Dopo quelle epiche battaglie la guerra durò ancora a lungo.
I totalitarismi furono sconfitti.
Sono trascorsi sessant’anni. Il mondo è cambiato profondamente.
Lo ha cambiato la stessa generazione che si era combattuta a El Alamein. Noi, i sopravvissuti, lo abbiamo giurato nei nostri cuori: mai più guerre fra noi.
Abbiamo cercato di costruire un mondo diverso e migliore, più libero, più giusto.
Le generazioni che non hanno vissuto la guerra devono avere piena consapevolezza delle conquiste di libertà e di democrazia. E difenderle col coraggio e la dedizione che Voi mostraste su questo campo di battaglia.
Molti dei paesi che si affrontarono a El Alamein hanno dato vita, in Europa, al grande progetto di unità e di integrazione dell’Unione Europea.
La Carta delle Nazioni Unite ha recepito l’anelito di pace e la consapevolezza della necessità di un impegno comune.
Ha stabilito le regole di una comunità internazionale che crede nel diritto e nella collaborazione fra gli Stati.
Nei Balcani, in Afghanistan, nel vigilare su una pace talvolta precaria in varie parti del mondo, i soldati delle nostre nazioni assolvono – insieme – compiti difficili e pericolosi.
Oggi siamo ancora una volta insieme in questo deserto, uniti da un comune ideale di civiltà, ad onorare, in questi luoghi che il sacrificio di tanti nostri compagni d’armi ha reso sacri, la memoria di quanti, di ogni Patria e di ogni Nazione, caddero qui combattendo.

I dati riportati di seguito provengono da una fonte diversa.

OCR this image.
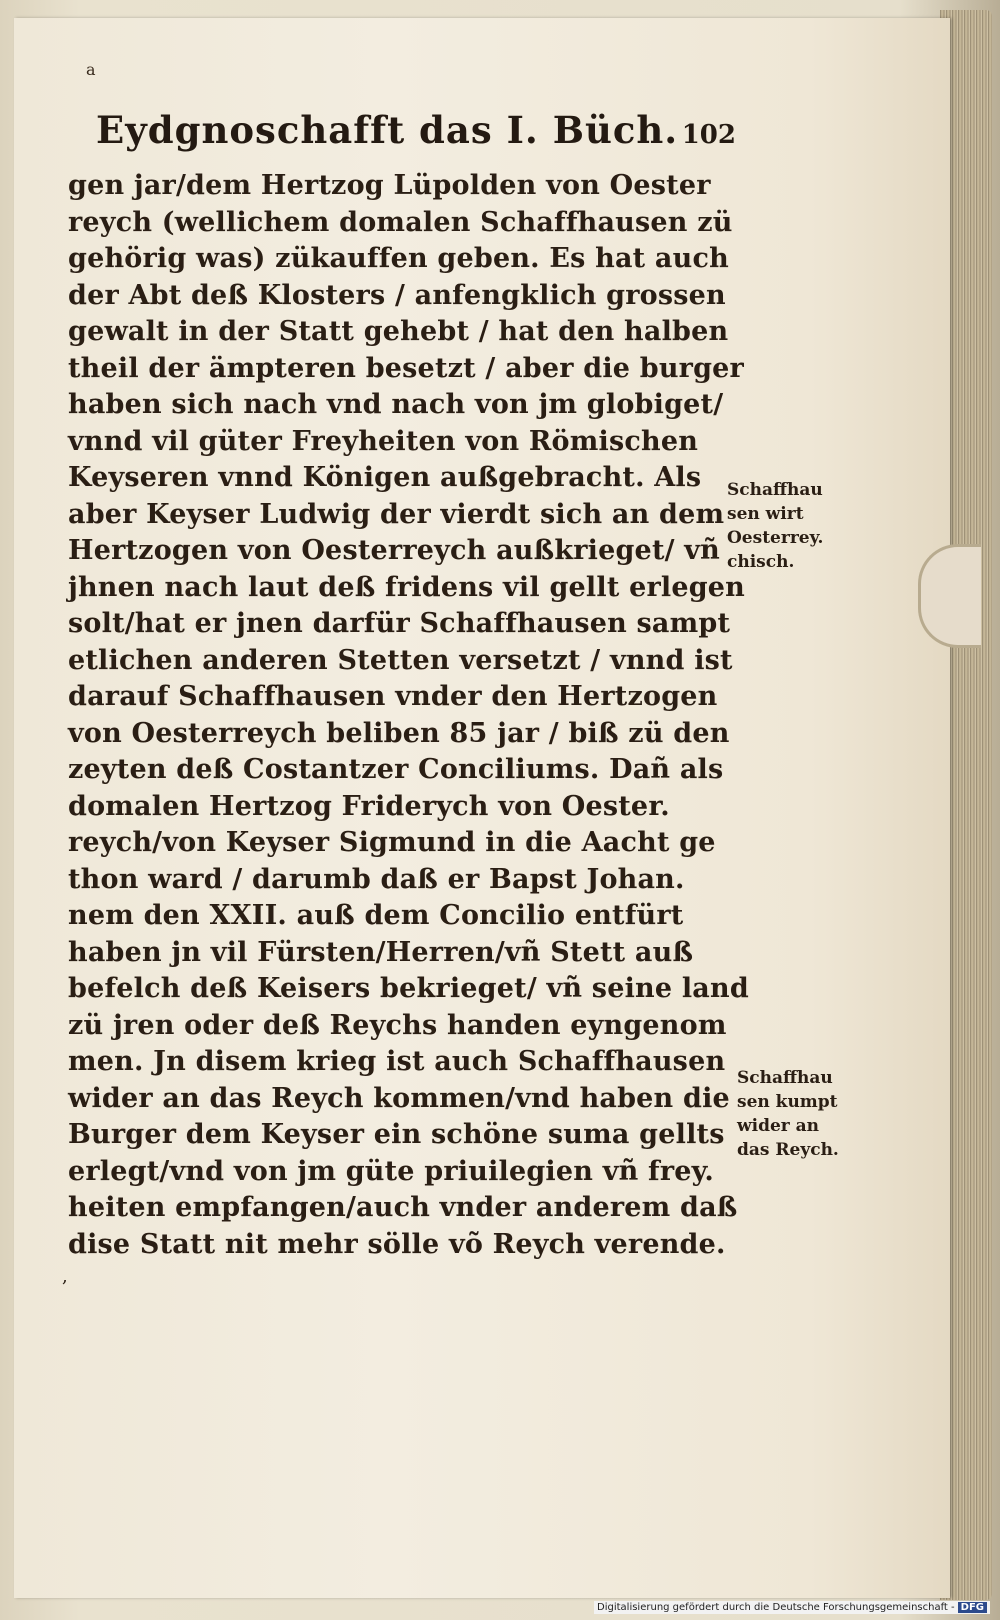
a
Eydgnoschafft das I. Büch. 102
gen jar/dem Hertzog Lüpolden von Oester
reych (wellichem domalen Schaffhausen zü
gehörig was) zükauffen geben. Es hat auch
der Abt deß Klosters / anfengklich grossen
gewalt in der Statt gehebt / hat den halben
theil der ämpteren besetzt / aber die burger
haben sich nach vnd nach von jm globiget/
vnnd vil güter Freyheiten von Römischen
Keyseren vnnd Königen außgebracht. Als
aber Keyser Ludwig der vierdt sich an dem
Hertzogen von Oesterreych außkrieget/ vñ
jhnen nach laut deß fridens vil gellt erlegen
solt/hat er jnen darfür Schaffhausen sampt
etlichen anderen Stetten versetzt / vnnd ist
darauf Schaffhausen vnder den Hertzogen
von Oesterreych beliben 85 jar / biß zü den
zeyten deß Costantzer Conciliums. Dañ als
domalen Hertzog Friderych von Oester.
reych/von Keyser Sigmund in die Aacht ge
thon ward / darumb daß er Bapst Johan.
nem den XXII. auß dem Concilio entfürt
haben jn vil Fürsten/Herren/vñ Stett auß
befelch deß Keisers bekrieget/ vñ seine land
zü jren oder deß Reychs handen eyngenom
men. Jn disem krieg ist auch Schaffhausen
wider an das Reych kommen/vnd haben die
Burger dem Keyser ein schöne suma gellts
erlegt/vnd von jm güte priuilegien vñ frey.
heiten empfangen/auch vnder anderem daß
dise Statt nit mehr sölle võ Reych verende.
Schaffhau
sen wirt
Oesterrey.
chisch.
Schaffhau
sen kumpt
wider an
das Reych.
,
Digitalisierung gefördert durch die Deutsche Forschungsgemeinschaft - DFG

Possa il loro sacrificio, la loro memoria assistere noi e le future generazioni nell’affrontare con coraggio e con spirito di pace le prove che ci attendono.
Roberto
Grazie a Luciano Pallini che, riportando integralmente i discorsi del Presidente Ciampi, ci ha spiegato che anche dagli episodi più tragici della Storia gli uomini possono trarre lezioni di alto valore etico. Chi ha combattuto coraggiosamente e non si è macchiato di crimini va sempre ricordato e onorato.
Carlo Nicolai
Nel caso concreto, oltre a quanto opportunamente riportato da Luciano Pallini non sarebbe male ricordare il fatto storico e la geografia dei luoghi.
La battaglia di NikolajewKa fu combattuta non nell’ ambito della avanzata (verso est) delle truppe di occupazione in terra di Russia, ma nell’ ambito della ritirata del corpo di spedizione italiano, che dopo la rotta del fronte del Don ad opera dell’ armata rossa ( siamo ai tempi della controffensiva russa che libera Stalingrado) procedeva in senso inverso, e perciò verso ovest, rispetto alla precedente occupazione.

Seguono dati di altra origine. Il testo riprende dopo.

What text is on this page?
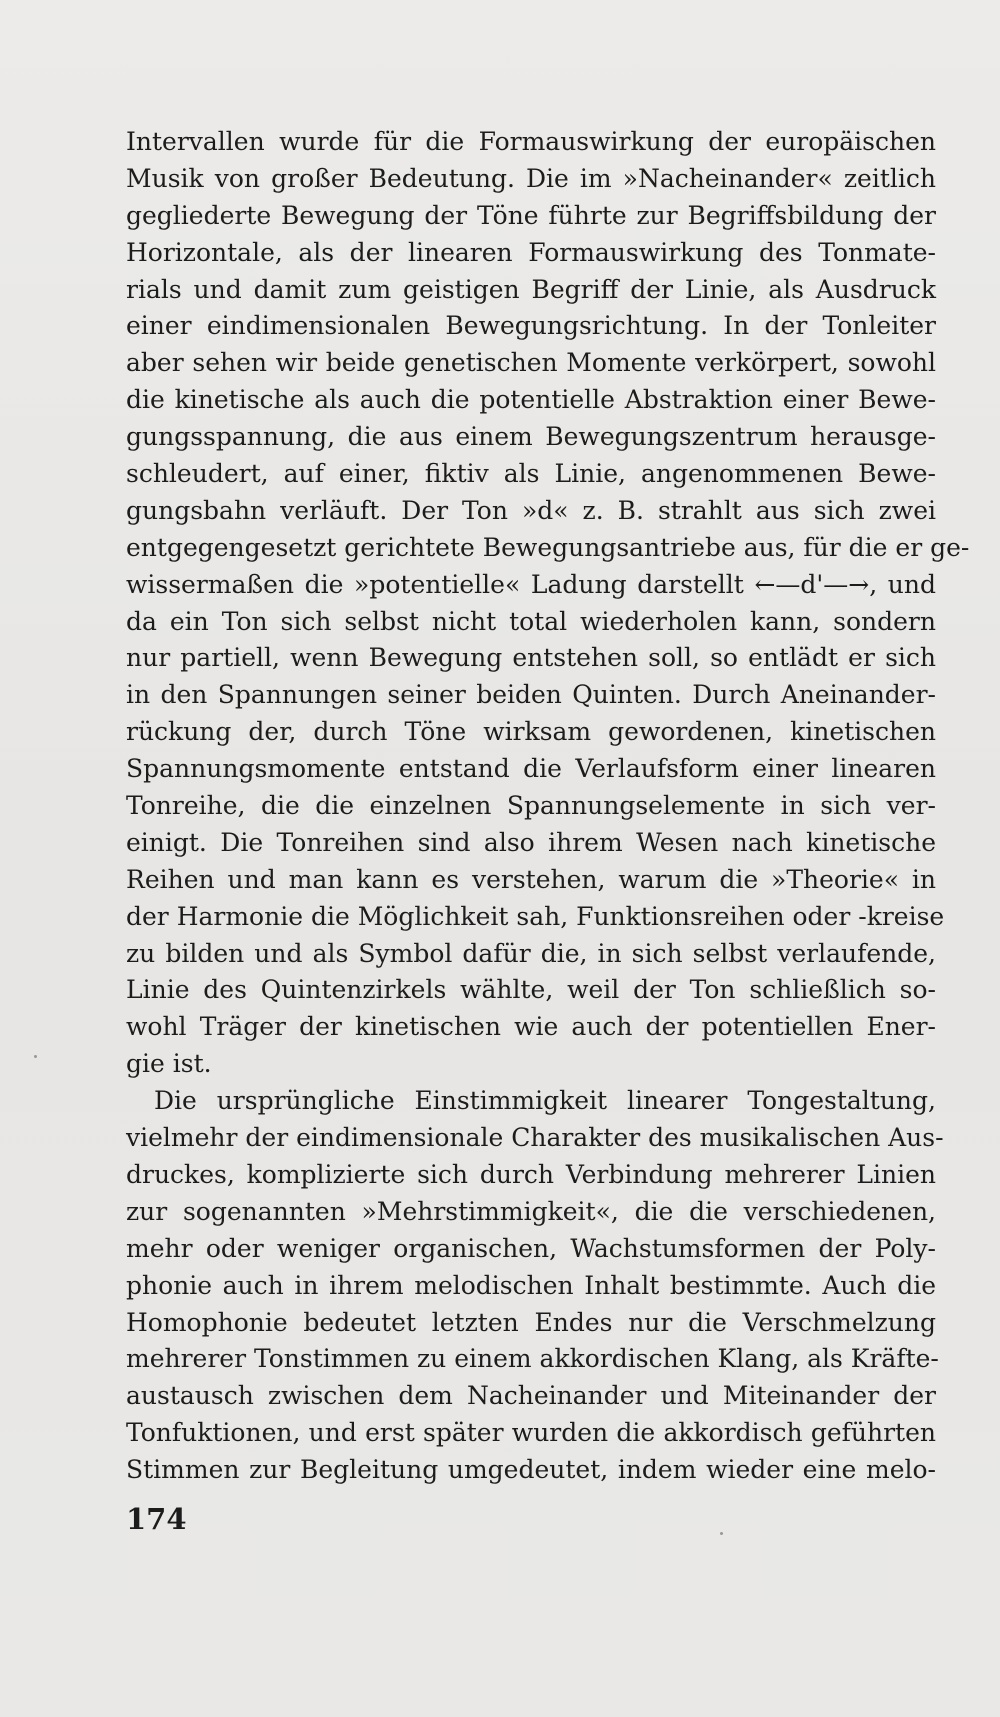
Intervallen wurde für die Formauswirkung der europäischen
Musik von großer Bedeutung. Die im »Nacheinander« zeitlich
gegliederte Bewegung der Töne führte zur Begriffsbildung der
Horizontale, als der linearen Formauswirkung des Tonmate-
rials und damit zum geistigen Begriff der Linie, als Ausdruck
einer eindimensionalen Bewegungsrichtung. In der Tonleiter
aber sehen wir beide genetischen Momente verkörpert, sowohl
die kinetische als auch die potentielle Abstraktion einer Bewe-
gungsspannung, die aus einem Bewegungszentrum herausge-
schleudert, auf einer, fiktiv als Linie, angenommenen Bewe-
gungsbahn verläuft. Der Ton »d« z. B. strahlt aus sich zwei
entgegengesetzt gerichtete Bewegungsantriebe aus, für die er ge-
wissermaßen die »potentielle« Ladung darstellt ←—d'—→, und
da ein Ton sich selbst nicht total wiederholen kann, sondern
nur partiell, wenn Bewegung entstehen soll, so entlädt er sich
in den Spannungen seiner beiden Quinten. Durch Aneinander-
rückung der, durch Töne wirksam gewordenen, kinetischen
Spannungsmomente entstand die Verlaufsform einer linearen
Tonreihe, die die einzelnen Spannungselemente in sich ver-
einigt. Die Tonreihen sind also ihrem Wesen nach kinetische
Reihen und man kann es verstehen, warum die »Theorie« in
der Harmonie die Möglichkeit sah, Funktionsreihen oder -kreise
zu bilden und als Symbol dafür die, in sich selbst verlaufende,
Linie des Quintenzirkels wählte, weil der Ton schließlich so-
wohl Träger der kinetischen wie auch der potentiellen Ener-
gie ist.
Die ursprüngliche Einstimmigkeit linearer Tongestaltung,
vielmehr der eindimensionale Charakter des musikalischen Aus-
druckes, komplizierte sich durch Verbindung mehrerer Linien
zur sogenannten »Mehrstimmigkeit«, die die verschiedenen,
mehr oder weniger organischen, Wachstumsformen der Poly-
phonie auch in ihrem melodischen Inhalt bestimmte. Auch die
Homophonie bedeutet letzten Endes nur die Verschmelzung
mehrerer Tonstimmen zu einem akkordischen Klang, als Kräfte-
austausch zwischen dem Nacheinander und Miteinander der
Tonfuktionen, und erst später wurden die akkordisch geführten
Stimmen zur Begleitung umgedeutet, indem wieder eine melo-
174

I russi tentarono di sbarrare la strada alla ritirata italiana e si schierarono davanti a Nikolajewka: dietro lo sbarramento russo non c’ era perciò per gli italiani territorio russo da conquistare, ma un sensibile arretramento delle linee dell’ Asse e, nella speranza dei soldati italiani, la via per il ritorno verso l’ Italia
Gran parte degli alpini erano disarmati e allo sbando nella neve.

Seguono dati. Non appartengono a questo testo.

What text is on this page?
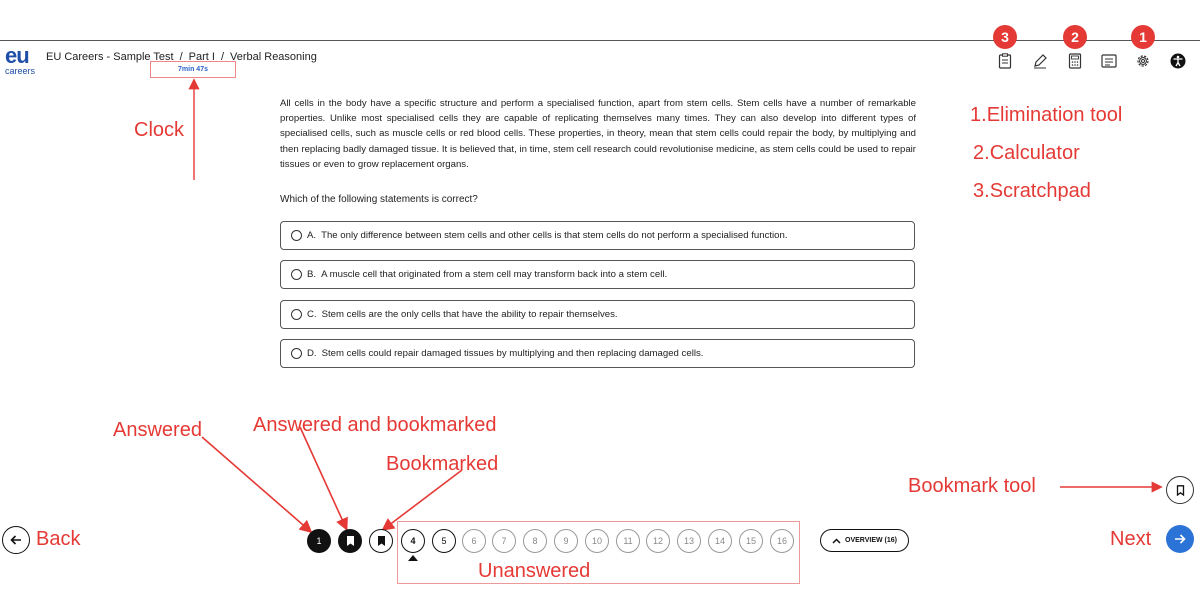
eu
careers
EU Careers - Sample Test / Part I / Verbal Reasoning
7min 47s
3	2	1
All cells in the body have a specific structure and perform a specialised function, apart from stem cells. Stem cells have a number of remarkable properties. Unlike most specialised cells they are capable of replicating themselves many times. They can also develop into different types of specialised cells, such as muscle cells or red blood cells. These properties, in theory, mean that stem cells could repair the body, by multiplying and then replacing badly damaged tissue. It is believed that, in time, stem cell research could revolutionise medicine, as stem cells could be used to repair tissues or even to grow replacement organs.
Which of the following statements is correct?
A. The only difference between stem cells and other cells is that stem cells do not perform a specialised function.
B. A muscle cell that originated from a stem cell may transform back into a stem cell.
C. Stem cells are the only cells that have the ability to repair themselves.
D. Stem cells could repair damaged tissues by multiplying and then replacing damaged cells.
Clock
1.Elimination tool
2.Calculator
3.Scratchpad
Answered	Answered and bookmarked
Bookmarked
Bookmark tool
Unanswered
1	4	5	6	7	8	9	10	11	12	13	14	15	16	OVERVIEW (16)
Back	Next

Solo una delle tre divisioni alpine, la Tridentina, aveva conservato armamenti e una qualche organizzazione e fece con valore da apripista alla valanga umana degli italiani che si ritiravano.
Molti si sacrificarono con coraggio aprendo la strada alla salvezza dei compagni.
Una vittoria citata dai bollettini di guerra russi, ma del tutto atipica in una guerra -certo deprecabile – di invasione.
Come raccontato in vari libri (mirabile “Centomila gavette di ghiaccio” di Bedeschi) si assisteva alla caduta della retorica militare del fascismo e alla crescente voglia di abbandonare un’ impresa insensata e tornare a casa.
Grazie a quella “vittoria” risulta siano rientrati circa 13mila alpini su 60mila. Vi erano poi
altri reparti dell’ esercito. Molti morirono più per fame e freddo che in combattimento. Dei prigionieri solo pochi tornarono secondo le statistiche generali sul corpo di spedizione italiano.
Bedeschi narrando all’ inizio del libro dell’ impiego nella sciagurata campagna di Grecia della divisione alpina Julia, di cui faceva parte, riporta il canto “Sul ponte di Perati bandiera nera: l’ è il lutto degli alpini che va a la guerra. L’ è il lutto della Julia che va a la guerra, la meglio gioventù che va sot’terra.”
Non retorica bellicista, ma profonda umanità.